O Estado de Goiás contestou a inicial, sustentando que o ato que tornou sem efeito a exoneração de Edemundo tem natureza jurídica desconstitutiva. Afirmou, ainda, que a validade desse ato deve ser aferida no plano da legalidade e não da constitucionalidade. Ponderou também que o delegado não foi verdadeiramente exonerado e afirmou não ser mais possível analisar o caso uma vez que ele já prescreveu. Sobre a aposentadoria foi alegado que ela não pode ser desconstituída uma vez que foi concedida segundo os requisitos legais exigidos. Já Edemundo Filho afirmou que sua situação não pode ser modificada em razão da segurança jurídica.
O juiz Ricardo Prata primeiramente analisou a decadência e a prescrição do caso.“Apesar de os atos questionados terem sido exarados há mais de 20 anos, entendo que nenhum dos dois institutos operou seus efeitos no caso vertente”, declarou. Ponderou ainda que os atos inconstitucionais não perdem a validade com o tempo. Sendo assim, afastou as prejudiciais da decadência e da prescrição.
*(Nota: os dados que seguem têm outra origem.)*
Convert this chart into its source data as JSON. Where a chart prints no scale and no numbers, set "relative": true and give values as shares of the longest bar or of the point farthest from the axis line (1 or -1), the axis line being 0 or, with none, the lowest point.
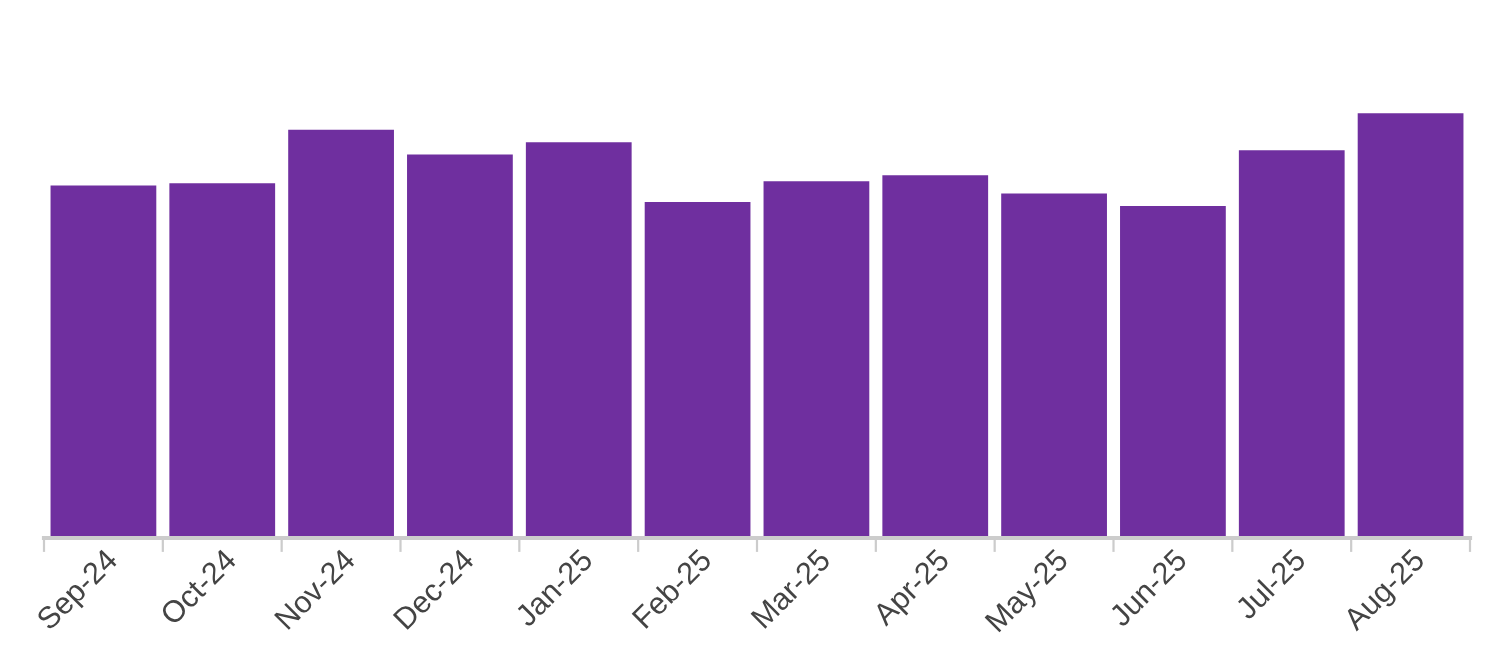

O magistrado também ponderou que Edemundo foi exonerado por meio do Decreto de 1º de dezembro de 1995 do cargo de Delegado de Polícia de 3ª Classe e, considerando essa situação, ele “só poderia retornar ao serviço público estadual por meio de cargo em comissão ou se fosse novamente aprovado em concurso público”. Todavia, apontou, nenhuma das duas opções ocorreu, em vez disso o Estado de Goiás editou o Decreto de 22 de abril de 1996, tornando sem efeito o ato da exoneração.
Revisão
Segundo magistrado, a Administração Pública pode rever seus atos, conforme Súmula nº 473, do Supremo Tribunal Federal. A revisão pode ser feita quando há ilegalidade dos atos. “Se existisse ilicitude na exoneração, a Administração Pública teria que, no mínimo, motivar por meio de novo ato administrativo as razões para se tornar sem efeito ato anterior. Sendo assim, a dita revogação jamais poderia ter sido feita, por aberrante violação à Constituição” esclareceu o magistrado.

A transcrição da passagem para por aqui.